Marte Berens und Ilka Buchloh vom „Kaffeekiosk“

„Wo gibt’s hier einen guten Kaffee?”

Oder über Kaffee. Das jedenfalls sagt Marthe Berens, die lange Jahre als Kamerafrau gearbeitet hat. “Egal, wo ich in meinem Leben hingekommen bin, die erste Frage war immer: Wo gibt’s hier einen guten Kaffee?” Seit sie 2013 gemeinsam mit Ilka Buchloh den „Kaffeekiosk“ auf dem Wilhelmplatz eröffnet hat, ist sie es, die in Nippes für einen ordentlich gebrauten Barista zuständig ist. Aber nicht nur das: “Zu uns kommt ein Querschnitt der Nippeser Bevölkerung: von den Muttis mit den Kinderwägen, die anderswo nicht reinpassen, bis zu den Opas mit den Rollatoren. Wir reichen den einen ihren Filterkaffee raus und den anderen ihren Cappucchino, dafür kriegen wir die schönen Geschichten genauso mit wie die traurigen. Das gehört dazu.”

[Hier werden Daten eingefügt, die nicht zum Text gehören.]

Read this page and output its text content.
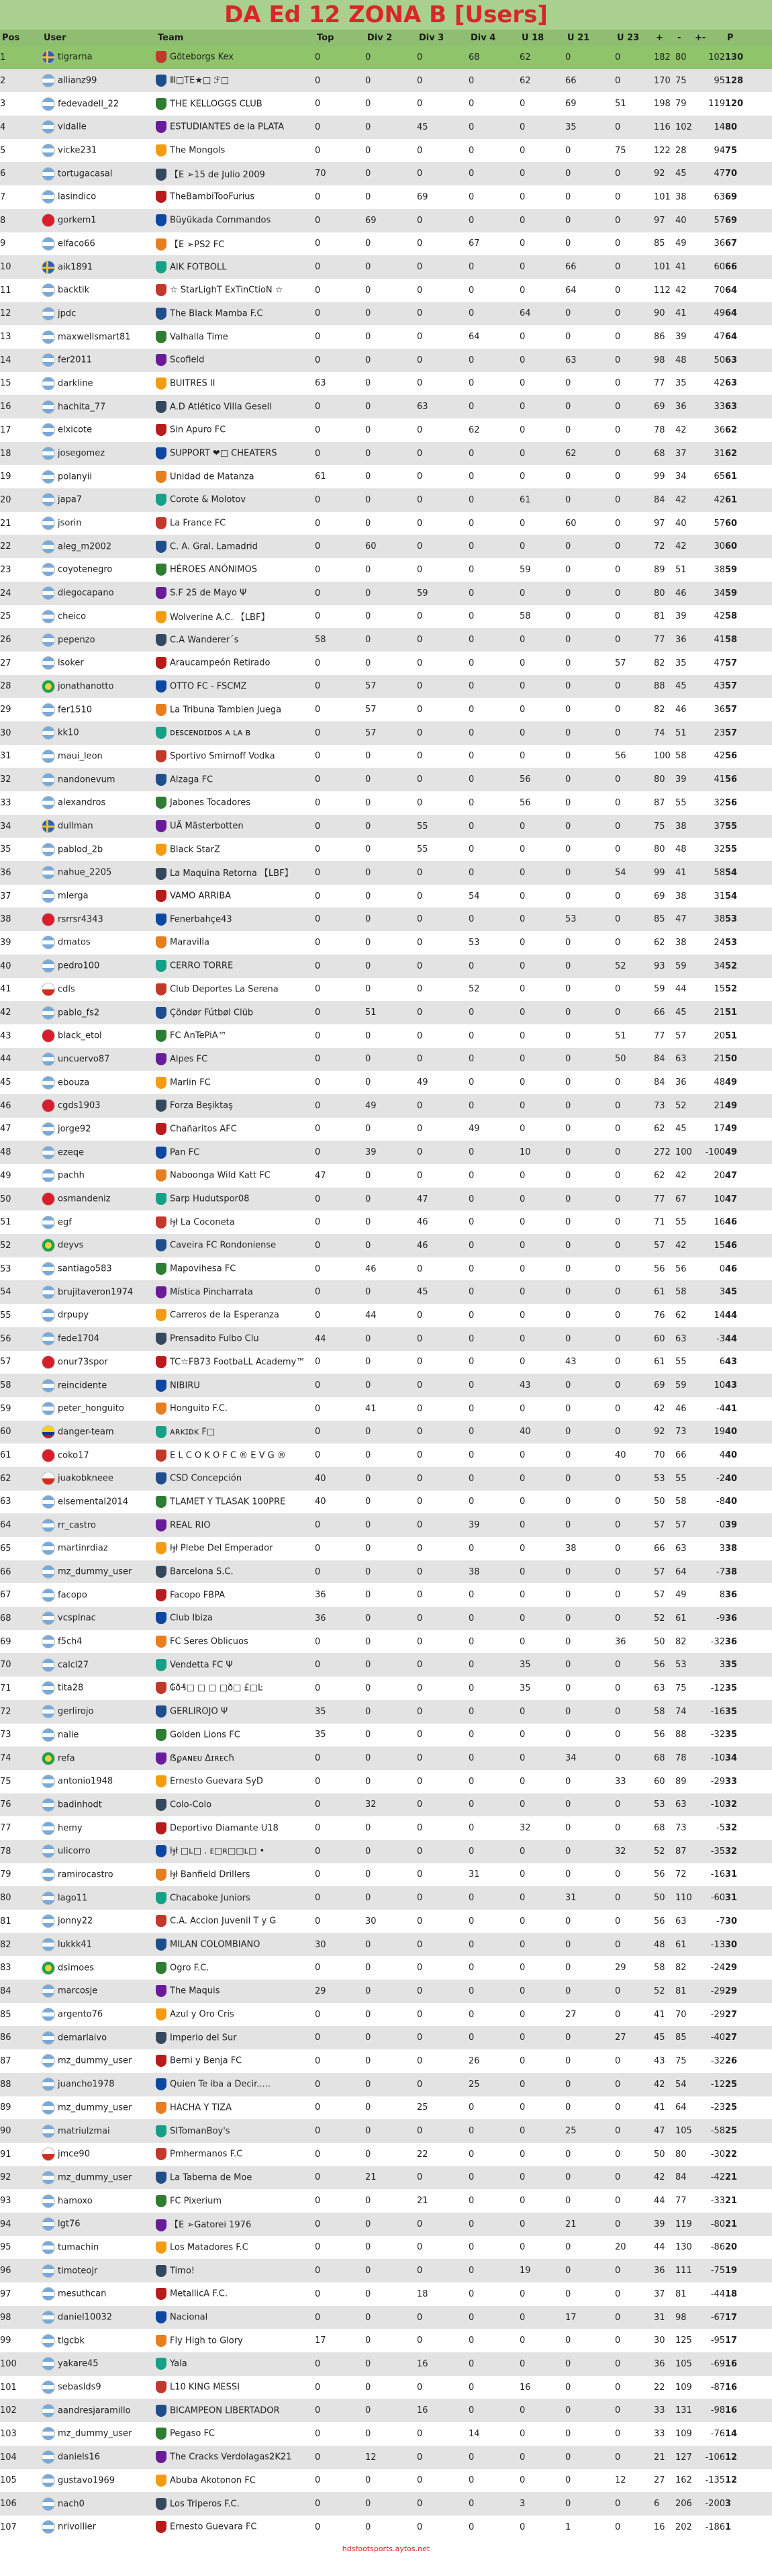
DA Ed 12 ZONA B [Users]
Pos	User	Team	Top	Div 2	Div 3	Div 4	U 18	U 21	U 23	+	-	+-	P
1	tigrarna	Göteborgs Kex	0	0	0	68	62	0	0	182	80	102	130
2	allianz99	Ⅲ□TE★□ ℱ□	0	0	0	0	62	66	0	170	75	95	128
3	fedevadell_22	THE KELLOGGS CLUB	0	0	0	0	0	69	51	198	79	119	120
4	vidalle	ESTUDIANTES de la PLATA	0	0	45	0	0	35	0	116	102	14	80
5	vicke231	The Mongols	0	0	0	0	0	0	75	122	28	94	75
6	tortugacasal	【E ➢15 de Julio 2009	70	0	0	0	0	0	0	92	45	47	70
7	lasindico	TheBambiTooFurius	0	0	69	0	0	0	0	101	38	63	69
8	gorkem1	Büyükada Commandos	0	69	0	0	0	0	0	97	40	57	69
9	elfaco66	【E ➢PS2 FC	0	0	0	67	0	0	0	85	49	36	67
10	aik1891	AIK FOTBOLL	0	0	0	0	0	66	0	101	41	60	66
11	backtik	☆ StarLighT ExTinCtioN ☆	0	0	0	0	0	64	0	112	42	70	64
12	jpdc	The Black Mamba F.C	0	0	0	0	64	0	0	90	41	49	64
13	maxwellsmart81	Valhalla Time	0	0	0	64	0	0	0	86	39	47	64
14	fer2011	Scofield	0	0	0	0	0	63	0	98	48	50	63
15	darkline	BUITRES II	63	0	0	0	0	0	0	77	35	42	63
16	hachita_77	A.D Atlético Villa Gesell	0	0	63	0	0	0	0	69	36	33	63
17	elxicote	Sin Apuro FC	0	0	0	62	0	0	0	78	42	36	62
18	josegomez	SUPPORT ❤□ CHEATERS	0	0	0	0	0	62	0	68	37	31	62
19	polanyii	Unidad de Matanza	61	0	0	0	0	0	0	99	34	65	61
20	japa7	Corote & Molotov	0	0	0	0	61	0	0	84	42	42	61
21	jsorin	La France FC	0	0	0	0	0	60	0	97	40	57	60
22	aleg_m2002	C. A. Gral. Lamadrid	0	60	0	0	0	0	0	72	42	30	60
23	coyotenegro	HÉROES ANÓNIMOS	0	0	0	0	59	0	0	89	51	38	59
24	diegocapano	S.F 25 de Mayo Ψ	0	0	59	0	0	0	0	80	46	34	59
25	cheico	Wolverine A.C. 【LBF】	0	0	0	0	58	0	0	81	39	42	58
26	pepenzo	C.A Wanderer´s	58	0	0	0	0	0	0	77	36	41	58
27	lsoker	Araucampeón Retirado	0	0	0	0	0	0	57	82	35	47	57
28	jonathanotto	OTTO FC - FSCMZ	0	57	0	0	0	0	0	88	45	43	57
29	fer1510	La Tribuna Tambien Juega	0	57	0	0	0	0	0	82	46	36	57
30	kk10	ᴅᴇsᴄᴇɴᴅɪᴅᴏs ᴀ ʟᴀ ʙ	0	57	0	0	0	0	0	74	51	23	57
31	maui_leon	Sportivo Smirnoff Vodka	0	0	0	0	0	0	56	100	58	42	56
32	nandonevum	Alzaga FC	0	0	0	0	56	0	0	80	39	41	56
33	alexandros	Jabones Tocadores	0	0	0	0	56	0	0	87	55	32	56
34	dullman	UÄ Mästerbotten	0	0	55	0	0	0	0	75	38	37	55
35	pablod_2b	Black StarZ	0	0	55	0	0	0	0	80	48	32	55
36	nahue_2205	La Maquina Retorna 【LBF】	0	0	0	0	0	0	54	99	41	58	54
37	mlerga	VAMO ARRIBA	0	0	0	54	0	0	0	69	38	31	54
38	rsrrsr4343	Fenerbahçe43	0	0	0	0	0	53	0	85	47	38	53
39	dmatos	Maravilla	0	0	0	53	0	0	0	62	38	24	53
40	pedro100	CERRO TORRE	0	0	0	0	0	0	52	93	59	34	52
41	cdls	Club Deportes La Serena	0	0	0	52	0	0	0	59	44	15	52
42	pablo_fs2	Çöndør Fútbøl Clüb	0	51	0	0	0	0	0	66	45	21	51
43	black_etol	FC AnTePiA™	0	0	0	0	0	0	51	77	57	20	51
44	uncuervo87	Alpes FC	0	0	0	0	0	0	50	84	63	21	50
45	ebouza	Marlin FC	0	0	49	0	0	0	0	84	36	48	49
46	cgds1903	Forza Beşiktaş	0	49	0	0	0	0	0	73	52	21	49
47	jorge92	Chañaritos AFC	0	0	0	49	0	0	0	62	45	17	49
48	ezeqe	Pan FC	0	39	0	0	10	0	0	272	100	-100	49
49	pachh	Naboonga Wild Katt FC	47	0	0	0	0	0	0	62	42	20	47
50	osmandeniz	Sarp Hudutspor08	0	0	47	0	0	0	0	77	67	10	47
51	egf	ŀɟł La Coconeta	0	0	46	0	0	0	0	71	55	16	46
52	deyvs	Caveira FC Rondoniense	0	0	46	0	0	0	0	57	42	15	46
53	santiago583	Mapovihesa FC	0	46	0	0	0	0	0	56	56	0	46
54	brujitaveron1974	Mística Pincharrata	0	0	45	0	0	0	0	61	58	3	45
55	drpupy	Carreros de la Esperanza	0	44	0	0	0	0	0	76	62	14	44
56	fede1704	Prensadito Fulbo Clu	44	0	0	0	0	0	0	60	63	-3	44
57	onur73spor	TC☆FB73 FootbaLL Academy™	0	0	0	0	0	43	0	61	55	6	43
58	reincidente	NIBIRU	0	0	0	0	43	0	0	69	59	10	43
59	peter_honguito	Honguito F.C.	0	41	0	0	0	0	0	42	46	-4	41
60	danger-team	ᴀʀᴋɪᴅᴋ F□	0	0	0	0	40	0	0	92	73	19	40
61	coko17	E L C O K O F C ® E V G ®	0	0	0	0	0	0	40	70	66	4	40
62	juakobkneee	CSD Concepción	40	0	0	0	0	0	0	53	55	-2	40
63	elsemental2014	TLAMET Y TLASAK 100PRE	40	0	0	0	0	0	0	50	58	-8	40
64	rr_castro	REAL RIO	0	0	0	39	0	0	0	57	57	0	39
65	martinrdiaz	ŀɟł Plebe Del Emperador	0	0	0	0	0	38	0	66	63	3	38
66	mz_dummy_user	Barcelona S.C.	0	0	0	38	0	0	0	57	64	-7	38
67	facopo	Facopo FBPA	36	0	0	0	0	0	0	57	49	8	36
68	vcsplnac	Club Ibiza	36	0	0	0	0	0	0	52	61	-9	36
69	f5ch4	FC Seres Oblicuos	0	0	0	0	0	0	36	50	82	-32	36
70	calcl27	Vendetta FC Ψ	0	0	0	0	35	0	0	56	53	3	35
71	tita28	₲ð₰□ □ □ □ð□ £□Ŀ	0	0	0	0	35	0	0	63	75	-12	35
72	gerlirojo	GERLIROJO Ψ	35	0	0	0	0	0	0	58	74	-16	35
73	nalie	Golden Lions FC	35	0	0	0	0	0	0	56	88	-32	35
74	refa	ẞϼᴀɴᴇᴜ Δɪʀᴇᴄħ	0	0	0	0	0	34	0	68	78	-10	34
75	antonio1948	Ernesto Guevara SyD	0	0	0	0	0	0	33	60	89	-29	33
76	badinhodt	Colo-Colo	0	32	0	0	0	0	0	53	63	-10	32
77	hemy	Deportivo Diamante U18	0	0	0	0	32	0	0	68	73	-5	32
78	ulicorro	ŀɟł □ʟ□ . ᴇ□ʀ□□ʟ□ •	0	0	0	0	0	0	32	52	87	-35	32
79	ramirocastro	ŀɟł Banfield Drillers	0	0	0	31	0	0	0	56	72	-16	31
80	lago11	Chacaboke Juniors	0	0	0	0	0	31	0	50	110	-60	31
81	jonny22	C.A. Accion Juvenil T y G	0	30	0	0	0	0	0	56	63	-7	30
82	lukkk41	MILAN COLOMBIANO	30	0	0	0	0	0	0	48	61	-13	30
83	dsimoes	Ogro F.C.	0	0	0	0	0	0	29	58	82	-24	29
84	marcosje	The Maquis	29	0	0	0	0	0	0	52	81	-29	29
85	argento76	Azul y Oro Cris	0	0	0	0	0	27	0	41	70	-29	27
86	demarlaivo	Imperio del Sur	0	0	0	0	0	0	27	45	85	-40	27
87	mz_dummy_user	Berni y Benja FC	0	0	0	26	0	0	0	43	75	-32	26
88	juancho1978	Quien Te iba a Decir.....	0	0	0	25	0	0	0	42	54	-12	25
89	mz_dummy_user	HACHA Y TIZA	0	0	25	0	0	0	0	41	64	-23	25
90	matriulzmai	SITomanBoy's	0	0	0	0	0	25	0	47	105	-58	25
91	jmce90	Pmhermanos F.C	0	0	22	0	0	0	0	50	80	-30	22
92	mz_dummy_user	La Taberna de Moe	0	21	0	0	0	0	0	42	84	-42	21
93	hamoxo	FC Pixerium	0	0	21	0	0	0	0	44	77	-33	21
94	lgt76	【E ➢Gatorei 1976	0	0	0	0	0	21	0	39	119	-80	21
95	tumachin	Los Matadores F.C	0	0	0	0	0	0	20	44	130	-86	20
96	timoteojr	Timo!	0	0	0	0	19	0	0	36	111	-75	19
97	mesuthcan	MetallicA F.C.	0	0	18	0	0	0	0	37	81	-44	18
98	daniel10032	Nacional	0	0	0	0	0	17	0	31	98	-67	17
99	tlgcbk	Fly High to Glory	17	0	0	0	0	0	0	30	125	-95	17
100	yakare45	Yala	0	0	16	0	0	0	0	36	105	-69	16
101	sebaslds9	L10 KING MESSI	0	0	0	0	16	0	0	22	109	-87	16
102	aandresjaramillo	BICAMPEON LIBERTADOR	0	0	16	0	0	0	0	33	131	-98	16
103	mz_dummy_user	Pegaso FC	0	0	0	14	0	0	0	33	109	-76	14
104	daniels16	The Cracks Verdolagas2K21	0	12	0	0	0	0	0	21	127	-106	12
105	gustavo1969	Abuba Akotonon FC	0	0	0	0	0	0	12	27	162	-135	12
106	nach0	Los Triperos F.C.	0	0	0	0	3	0	0	6	206	-200	3
107	nrivollier	Ernesto Guevara FC	0	0	0	0	0	1	0	16	202	-186	1
hdsfootsports.aytos.net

Nebenan gibt es einen türkischen Kaffeewagen. “Der hat anderen Kaffee und andere Kunden”, erklärt Ilka Buchloh. “Als wir neu waren, stand der Besitzer direkt bei uns im Laden. Ihm war völlig klar, dass unser Konzept nicht funktioniert. Er hatte aber auch noch nie was von Latte-Macchiato-Müttern gehört.” Die friedliche Koexistenz der beiden Kaffeestände steht sinnbildlich für das weitgehend selbstverständliche Nebeneinander der Kulturen in Nippes. Jeder macht sein Ding, aber man ist freundlich und man hilft einander, wenn bei einem mal die Kaffeebohnen ausgehen. Mehr Integration muss vielleicht gar nicht sein. Thomas Diederichs, den Pfarrer von Nippes, beobachtet die vielen Neuankömmlinge aus Syrien und anderswo, die sämtliche Hotels im Stadtteil und Behelfsunterkünfte am Festplatz bewohnen, mit Spannung. “Auch das wird uns Nippes verändern. Aber wenn wir bereit sind, uns mit zu entwickeln, werden wir daran wachsen.”